A three-year-old boy fell to his death from a Harlem apartment building on Saturday morning after neighbors and witnesses said they heard adults arguing from the 29th floor, as his devastated mother screamed out “my baby, my baby, he is up there,” from the street below.
The child, who has not been named as of Wednesday, fell onto fifth floor scaffolding from the 29th floor balcony of an apartment at the Taino Towers residential complex on Third Avenue between East 122nd and 123rd Streets, according to the New York Post.
One neighbor told the outlet that they heard a loud “boom” sound as the toddler landed, at first mistaking the noise for construction.
“It sounded like something really heavy. It sounded like construction,” Tangerine Castro, who lives on the 23rd floor, said of the thunderous noise. ”
We just started looking and everybody started coming out of their building,” she said. “Everybody that were upstairs that could see down, saw the little boy with the yellow shirt. He was flat in the scaffolding.”

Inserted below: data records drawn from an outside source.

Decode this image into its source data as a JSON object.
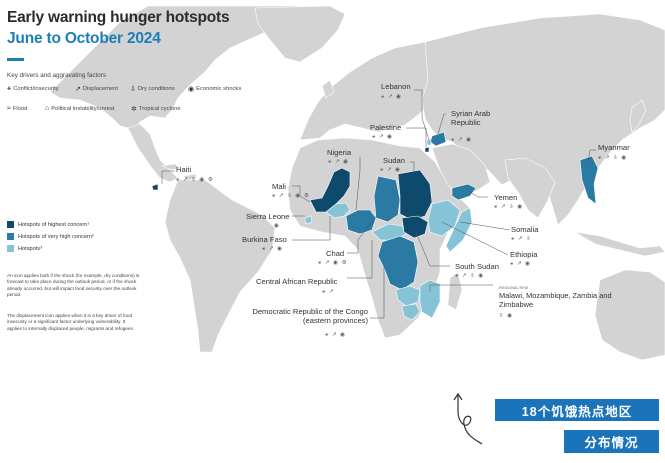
{
  "title": "Early warning hunger hotspots",
  "subtitle": "June to October 2024",
  "drivers_heading": "Key drivers and aggravating factors",
  "drivers": [
    {
      "icon": "conflict-icon",
      "label": "Conflict/insecurity"
    },
    {
      "icon": "displacement-icon",
      "label": "Displacement"
    },
    {
      "icon": "dry-conditions-icon",
      "label": "Dry conditions"
    },
    {
      "icon": "economic-shocks-icon",
      "label": "Economic shocks"
    },
    {
      "icon": "flood-icon",
      "label": "Flood"
    },
    {
      "icon": "political-instability-icon",
      "label": "Political instability/unrest"
    },
    {
      "icon": "tropical-cyclone-icon",
      "label": "Tropical cyclone"
    }
  ],
  "legend": [
    {
      "label": "Hotspots of highest concern¹",
      "color": "#0e4a6b"
    },
    {
      "label": "Hotspots of very high concern²",
      "color": "#2a7aa3"
    },
    {
      "label": "Hotspots³",
      "color": "#86c3d7"
    }
  ],
  "notes": [
    "An icon applies both if the shock (for example, dry conditions) is forecast to take place during the outlook period, or if the shock already occurred, but will impact food security over the outlook period.",
    "The displacement icon applies when it is a key driver of food insecurity or a significant factor underlying vulnerability. It applies to internally displaced people, migrants and refugees."
  ],
  "colors": {
    "ocean": "#ffffff",
    "land": "#d3d3d3",
    "border": "#ffffff",
    "highest": "#0e4a6b",
    "very_high": "#2a7aa3",
    "hotspot": "#86c3d7",
    "accent": "#1b73b9"
  },
  "countries": [
    {
      "name": "Haiti",
      "level": "highest",
      "icons": "⚹ ↗ ⇩ ◉ ⚙"
    },
    {
      "name": "Mali",
      "level": "highest",
      "icons": "⚹ ↗ ⇩ ◉ ⚙"
    },
    {
      "name": "Sierra Leone",
      "level": "hotspot",
      "icons": "◉"
    },
    {
      "name": "Burkina Faso",
      "level": "very_high",
      "icons": "⚹ ↗ ◉"
    },
    {
      "name": "Chad",
      "level": "very_high",
      "icons": "⚹ ↗ ◉ ⚙"
    },
    {
      "name": "Central African Republic",
      "level": "hotspot",
      "icons": "⚹ ↗"
    },
    {
      "name": "Democratic Republic of the Congo (eastern provinces)",
      "level": "very_high",
      "icons": "⚹ ↗ ◉"
    },
    {
      "name": "Nigeria",
      "level": "very_high",
      "icons": "⚹ ↗ ◉"
    },
    {
      "name": "Sudan",
      "level": "highest",
      "icons": "⚹ ↗ ◉"
    },
    {
      "name": "South Sudan",
      "level": "highest",
      "icons": "⚹ ↗ ⇩ ◉"
    },
    {
      "name": "Ethiopia",
      "level": "hotspot",
      "icons": "⚹ ↗ ◉"
    },
    {
      "name": "Somalia",
      "level": "hotspot",
      "icons": "⚹ ↗ ⇩"
    },
    {
      "name": "Yemen",
      "level": "very_high",
      "icons": "⚹ ↗ ⇩ ◉"
    },
    {
      "name": "Lebanon",
      "level": "hotspot",
      "icons": "⚹ ↗ ◉"
    },
    {
      "name": "Syrian Arab Republic",
      "level": "very_high",
      "icons": "⚹ ↗ ◉"
    },
    {
      "name": "Palestine",
      "level": "highest",
      "icons": "⚹ ↗ ◉"
    },
    {
      "name": "Myanmar",
      "level": "very_high",
      "icons": "⚹ ↗ ⇩ ◉"
    },
    {
      "name": "Malawi, Mozambique, Zambia and Zimbabwe",
      "level": "hotspot",
      "icons": "⇩ ◉"
    }
  ],
  "regional_note": "REGIONAL RISK",
  "buttons": {
    "hotspots_label": "18个饥饿热点地区",
    "distribution_label": "分布情况"
  }
}
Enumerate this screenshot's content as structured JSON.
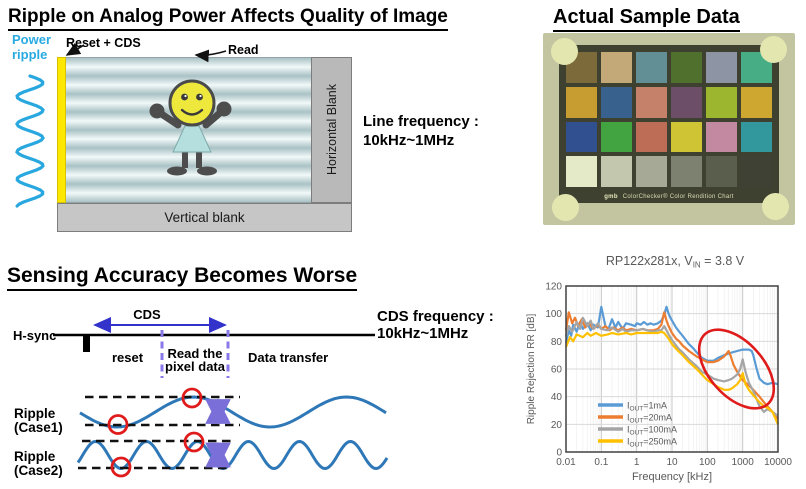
{
  "slide": {
    "colors": {
      "power_ripple_wave": "#29a8e0",
      "diagram_wave_blue": "#2e78b8",
      "highlight_red": "#e01b1b",
      "marker_purple": "#7a6fd8",
      "cds_arrow_blue": "#3333cc",
      "yellow_bar": "#ffe800"
    },
    "section1": {
      "title": "Ripple on Analog Power Affects Quality of Image",
      "power_ripple": [
        "Power",
        "ripple"
      ],
      "reset_cds_label": "Reset + CDS",
      "read_label": "Read",
      "horizontal_blank_label": "Horizontal Blank",
      "vertical_blank_label": "Vertical blank",
      "line_frequency": [
        "Line frequency :",
        "10kHz~1MHz"
      ]
    },
    "section2": {
      "title": "Actual Sample Data",
      "caption_brand": "gmb",
      "caption_text": "ColorChecker® Color Rendition Chart",
      "patches": [
        "#7d6a3a",
        "#c3a878",
        "#628f96",
        "#50702e",
        "#8d95a4",
        "#47ad85",
        "#c79d32",
        "#38618e",
        "#c5816a",
        "#6d4e68",
        "#9cb72f",
        "#cda72f",
        "#31508f",
        "#42a341",
        "#bd6d55",
        "#cfc433",
        "#c389a1",
        "#33989e",
        "#e4eac8",
        "#c3c7ad",
        "#a5a995",
        "#7d8170",
        "#5a5e4d",
        "#3e4134"
      ]
    },
    "section3": {
      "title": "Sensing Accuracy Becomes Worse",
      "hsync_label": "H-sync",
      "cds_label": "CDS",
      "reset_label": "reset",
      "read_pixel": [
        "Read the",
        "pixel data"
      ],
      "data_transfer_label": "Data transfer",
      "cds_frequency": [
        "CDS frequency :",
        "10kHz~1MHz"
      ],
      "case1_label": [
        "Ripple",
        "(Case1)"
      ],
      "case2_label": [
        "Ripple",
        "(Case2)"
      ]
    }
  },
  "chart_data": {
    "type": "line",
    "title": {
      "pre": "RP122x281x, V",
      "sub": "IN",
      "post": " = 3.8 V"
    },
    "xlabel": "Frequency [kHz]",
    "ylabel": "Ripple Rejection RR [dB]",
    "x_scale": "log",
    "xlim": [
      0.01,
      10000
    ],
    "ylim": [
      0,
      120
    ],
    "x_ticks": [
      "0.01",
      "0.1",
      "1",
      "10",
      "100",
      "1000",
      "10000"
    ],
    "y_ticks": [
      0,
      20,
      40,
      60,
      80,
      100,
      120
    ],
    "grid": true,
    "legend_position": "inside bottom-left",
    "annotation": {
      "type": "ellipse",
      "color": "#e01b1b",
      "meaning": "highlights RR peaks between ~100 kHz and ~2 MHz"
    },
    "series": [
      {
        "name": "IOUT=1mA",
        "legend": {
          "pre": "I",
          "sub": "OUT",
          "post": "=1mA"
        },
        "color": "#5b9bd5",
        "points": [
          [
            0.01,
            79
          ],
          [
            0.012,
            88
          ],
          [
            0.014,
            84
          ],
          [
            0.016,
            92
          ],
          [
            0.02,
            87
          ],
          [
            0.025,
            94
          ],
          [
            0.03,
            89
          ],
          [
            0.04,
            93
          ],
          [
            0.05,
            88
          ],
          [
            0.06,
            92
          ],
          [
            0.08,
            90
          ],
          [
            0.1,
            105
          ],
          [
            0.13,
            91
          ],
          [
            0.16,
            89
          ],
          [
            0.2,
            96
          ],
          [
            0.25,
            90
          ],
          [
            0.3,
            94
          ],
          [
            0.4,
            89
          ],
          [
            0.5,
            93
          ],
          [
            0.7,
            92
          ],
          [
            0.9,
            91
          ],
          [
            1,
            93
          ],
          [
            1.3,
            92
          ],
          [
            1.6,
            94
          ],
          [
            2,
            92
          ],
          [
            2.5,
            93
          ],
          [
            3,
            92
          ],
          [
            4,
            93
          ],
          [
            5,
            95
          ],
          [
            6,
            99
          ],
          [
            7,
            105
          ],
          [
            8,
            100
          ],
          [
            9,
            97
          ],
          [
            10,
            95
          ],
          [
            13,
            90
          ],
          [
            16,
            87
          ],
          [
            20,
            84
          ],
          [
            30,
            78
          ],
          [
            40,
            75
          ],
          [
            50,
            72
          ],
          [
            70,
            68
          ],
          [
            100,
            66
          ],
          [
            150,
            66
          ],
          [
            200,
            68
          ],
          [
            300,
            70
          ],
          [
            500,
            72
          ],
          [
            700,
            73
          ],
          [
            1000,
            74
          ],
          [
            1500,
            74
          ],
          [
            1800,
            73
          ],
          [
            2000,
            70
          ],
          [
            2500,
            60
          ],
          [
            3000,
            53
          ],
          [
            4000,
            50
          ],
          [
            5000,
            49
          ],
          [
            7000,
            50
          ],
          [
            10000,
            49
          ]
        ]
      },
      {
        "name": "IOUT=20mA",
        "legend": {
          "pre": "I",
          "sub": "OUT",
          "post": "=20mA"
        },
        "color": "#ed7d31",
        "points": [
          [
            0.01,
            88
          ],
          [
            0.012,
            101
          ],
          [
            0.015,
            93
          ],
          [
            0.018,
            97
          ],
          [
            0.022,
            91
          ],
          [
            0.028,
            96
          ],
          [
            0.035,
            90
          ],
          [
            0.045,
            93
          ],
          [
            0.06,
            89
          ],
          [
            0.08,
            92
          ],
          [
            0.1,
            89
          ],
          [
            0.13,
            91
          ],
          [
            0.17,
            88
          ],
          [
            0.22,
            90
          ],
          [
            0.3,
            88
          ],
          [
            0.4,
            90
          ],
          [
            0.5,
            88
          ],
          [
            0.7,
            89
          ],
          [
            1,
            88
          ],
          [
            1.5,
            89
          ],
          [
            2,
            88
          ],
          [
            3,
            88
          ],
          [
            4,
            89
          ],
          [
            5,
            92
          ],
          [
            6,
            101
          ],
          [
            7,
            95
          ],
          [
            8,
            91
          ],
          [
            10,
            86
          ],
          [
            13,
            82
          ],
          [
            16,
            80
          ],
          [
            20,
            77
          ],
          [
            30,
            73
          ],
          [
            50,
            69
          ],
          [
            70,
            67
          ],
          [
            100,
            65
          ],
          [
            150,
            65
          ],
          [
            200,
            66
          ],
          [
            300,
            69
          ],
          [
            400,
            73
          ],
          [
            450,
            70
          ],
          [
            550,
            63
          ],
          [
            700,
            58
          ],
          [
            1000,
            52
          ],
          [
            1500,
            48
          ],
          [
            2000,
            45
          ],
          [
            3000,
            40
          ],
          [
            4000,
            36
          ],
          [
            5000,
            33
          ],
          [
            7000,
            29
          ],
          [
            10000,
            24
          ]
        ]
      },
      {
        "name": "IOUT=100mA",
        "legend": {
          "pre": "I",
          "sub": "OUT",
          "post": "=100mA"
        },
        "color": "#a5a5a5",
        "points": [
          [
            0.01,
            84
          ],
          [
            0.012,
            91
          ],
          [
            0.015,
            87
          ],
          [
            0.02,
            94
          ],
          [
            0.025,
            89
          ],
          [
            0.03,
            97
          ],
          [
            0.04,
            91
          ],
          [
            0.05,
            95
          ],
          [
            0.06,
            89
          ],
          [
            0.08,
            93
          ],
          [
            0.1,
            89
          ],
          [
            0.15,
            88
          ],
          [
            0.2,
            90
          ],
          [
            0.3,
            87
          ],
          [
            0.4,
            89
          ],
          [
            0.5,
            87
          ],
          [
            0.7,
            88
          ],
          [
            1,
            88
          ],
          [
            1.5,
            89
          ],
          [
            2,
            88
          ],
          [
            3,
            87
          ],
          [
            4,
            88
          ],
          [
            5,
            88
          ],
          [
            6,
            91
          ],
          [
            7,
            88
          ],
          [
            8,
            85
          ],
          [
            10,
            81
          ],
          [
            15,
            75
          ],
          [
            20,
            72
          ],
          [
            30,
            67
          ],
          [
            50,
            62
          ],
          [
            70,
            58
          ],
          [
            100,
            56
          ],
          [
            150,
            53
          ],
          [
            200,
            52
          ],
          [
            300,
            51
          ],
          [
            400,
            52
          ],
          [
            500,
            53
          ],
          [
            700,
            56
          ],
          [
            850,
            60
          ],
          [
            1000,
            67
          ],
          [
            1200,
            58
          ],
          [
            1500,
            50
          ],
          [
            2000,
            44
          ],
          [
            2500,
            38
          ],
          [
            3000,
            33
          ],
          [
            4000,
            29
          ],
          [
            5000,
            31
          ],
          [
            7000,
            29
          ],
          [
            10000,
            26
          ]
        ]
      },
      {
        "name": "IOUT=250mA",
        "legend": {
          "pre": "I",
          "sub": "OUT",
          "post": "=250mA"
        },
        "color": "#ffc000",
        "points": [
          [
            0.01,
            76
          ],
          [
            0.013,
            83
          ],
          [
            0.016,
            80
          ],
          [
            0.02,
            85
          ],
          [
            0.03,
            83
          ],
          [
            0.04,
            86
          ],
          [
            0.05,
            84
          ],
          [
            0.07,
            86
          ],
          [
            0.1,
            84
          ],
          [
            0.15,
            85
          ],
          [
            0.2,
            86
          ],
          [
            0.3,
            85
          ],
          [
            0.5,
            86
          ],
          [
            0.7,
            85
          ],
          [
            1,
            86
          ],
          [
            1.5,
            86
          ],
          [
            2,
            86
          ],
          [
            3,
            86
          ],
          [
            4,
            86
          ],
          [
            5,
            87
          ],
          [
            6,
            86
          ],
          [
            8,
            82
          ],
          [
            10,
            78
          ],
          [
            15,
            73
          ],
          [
            20,
            70
          ],
          [
            30,
            65
          ],
          [
            50,
            60
          ],
          [
            70,
            56
          ],
          [
            100,
            52
          ],
          [
            150,
            49
          ],
          [
            200,
            47
          ],
          [
            300,
            45
          ],
          [
            400,
            45
          ],
          [
            500,
            46
          ],
          [
            700,
            49
          ],
          [
            850,
            52
          ],
          [
            1000,
            57
          ],
          [
            1200,
            49
          ],
          [
            1500,
            45
          ],
          [
            2000,
            41
          ],
          [
            3000,
            36
          ],
          [
            4000,
            33
          ],
          [
            5000,
            32
          ],
          [
            7000,
            29
          ],
          [
            10000,
            20
          ]
        ]
      }
    ]
  }
}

Other neighbors and witnesses said that the boy’s father “ran downstairs crying,” before trying to climb onto the scaffolding to get to the child, but was unable to do so, The Post reports.

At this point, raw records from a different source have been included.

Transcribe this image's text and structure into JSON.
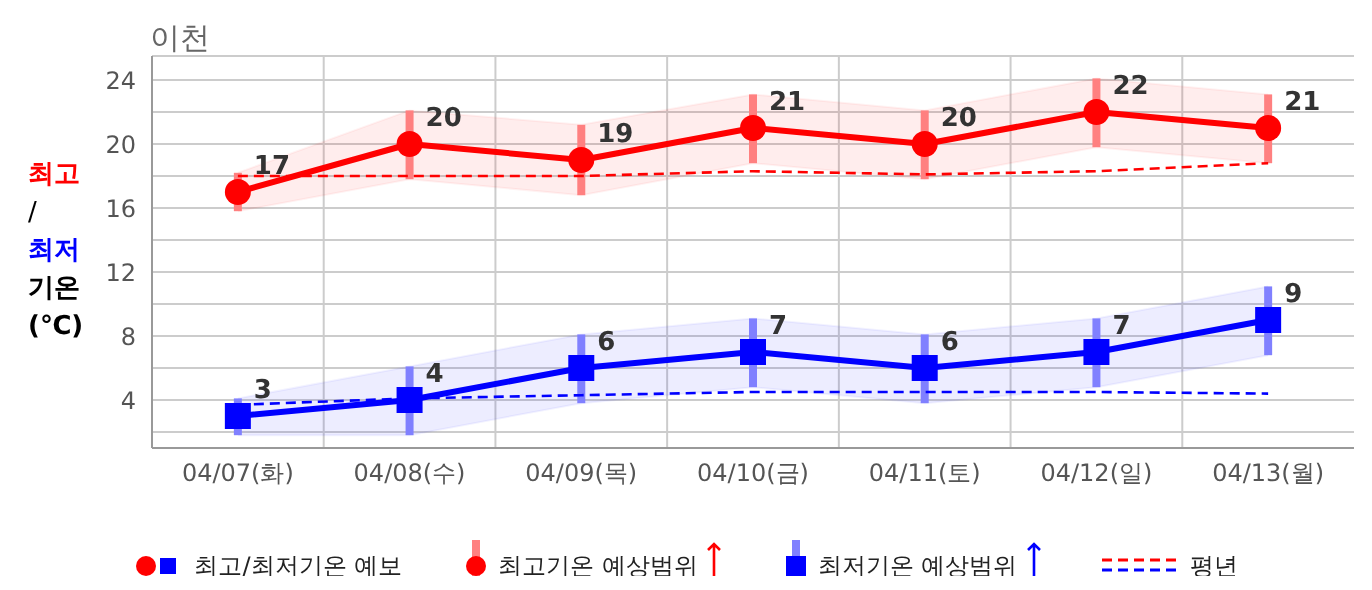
{
  "chart_data": {
    "type": "line",
    "title": "이천",
    "ylabel": "최고/최저 기온 (℃)",
    "categories": [
      "04/07(화)",
      "04/08(수)",
      "04/09(목)",
      "04/10(금)",
      "04/11(토)",
      "04/12(일)",
      "04/13(월)"
    ],
    "series": [
      {
        "name": "최고기온 예상범위",
        "color": "#ff0000",
        "marker": "circle",
        "line_style": "solid",
        "values": [
          17,
          20,
          19,
          21,
          20,
          22,
          21
        ],
        "value_labels": [
          "17",
          "20",
          "19",
          "21",
          "20",
          "22",
          "21"
        ],
        "lower": [
          15.8,
          17.8,
          16.8,
          18.8,
          17.8,
          19.8,
          18.8
        ],
        "upper": [
          18.2,
          22.1,
          21.2,
          23.1,
          22.1,
          24.1,
          23.1
        ]
      },
      {
        "name": "최저기온 예상범위",
        "color": "#0000ff",
        "marker": "square",
        "line_style": "solid",
        "values": [
          3,
          4,
          6,
          7,
          6,
          7,
          9
        ],
        "value_labels": [
          "3",
          "4",
          "6",
          "7",
          "6",
          "7",
          "9"
        ],
        "lower": [
          1.8,
          1.8,
          3.8,
          4.8,
          3.8,
          4.8,
          6.8
        ],
        "upper": [
          4.1,
          6.1,
          8.1,
          9.1,
          8.1,
          9.1,
          11.1
        ]
      },
      {
        "name": "평년",
        "color": "#ff0000",
        "marker": "none",
        "line_style": "dashed",
        "values": [
          18,
          18,
          18,
          18.3,
          18.1,
          18.3,
          18.8
        ]
      },
      {
        "color": "#0000ff",
        "marker": "none",
        "line_style": "dashed",
        "values": [
          3.7,
          4.1,
          4.3,
          4.5,
          4.5,
          4.5,
          4.4
        ]
      }
    ],
    "ylim": [
      1,
      25.5
    ],
    "yticks": [
      {
        "value": 2,
        "label": null
      },
      4,
      {
        "value": 6,
        "label": null
      },
      8,
      {
        "value": 10,
        "label": null
      },
      12,
      {
        "value": 14,
        "label": null
      },
      16,
      {
        "value": 18,
        "label": null
      },
      20,
      {
        "value": 22,
        "label": null
      },
      24
    ],
    "grid": true,
    "legend": "bottom",
    "annotations": [
      "최고/최저기온 예보"
    ]
  }
}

Neighbor Alexander Townsend told The Post that the child’s mother was screaming “my baby, my baby, is he up there?!” after the boy’s tragic fall.

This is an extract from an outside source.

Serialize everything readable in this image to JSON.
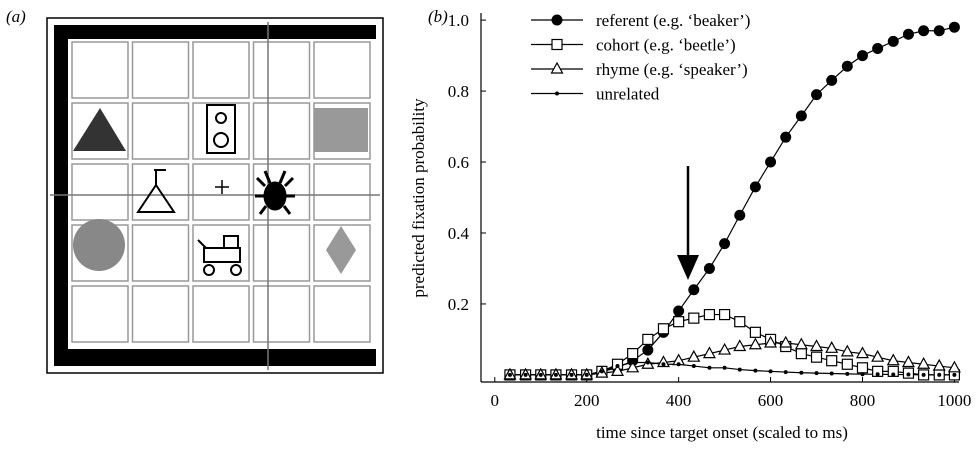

“She was sitting on the ground in her socks,” Townsend said of the boy’s mother. “She was screaming, ‘My baby, my baby, he is up there.”
Nidia Cordero, 58, a foster mother who lived on the 34th floor of the building told the Post that her kids heard a “big fight” between adults on the 29th floor minutes before the toddler fell.
“When you look out the terrace you see the baby’s body. He was in his diapers and T-shirt,’ Cordero said. ”
Then you hear screams”‘ she added. “I think the mom was screaming and I looked and the baby was in the scaffolding.”
The boy was taken to nearby Harlem Hospital, where he was eventually pronounced dead at 11:30 am, according to NYPD. Preliminary reports state that the child’s fall was accidental.
The neighbor said she had seen the child before in the building elevator with his dad, telling The Post that the boy often looked “withdrawn” while adding she knew of domestic violence issues in the family.
Meanwhile, the NYPD would not comment on the domestic violence accusations, but did say an investigation into the incident is ongoing.
Tangerine Castro, 33, who lives on the 23rd floor, told The Post that the balconies are at least 30 years old and are currently being replaced, and that the mosquito netting on the balconies are all old as well.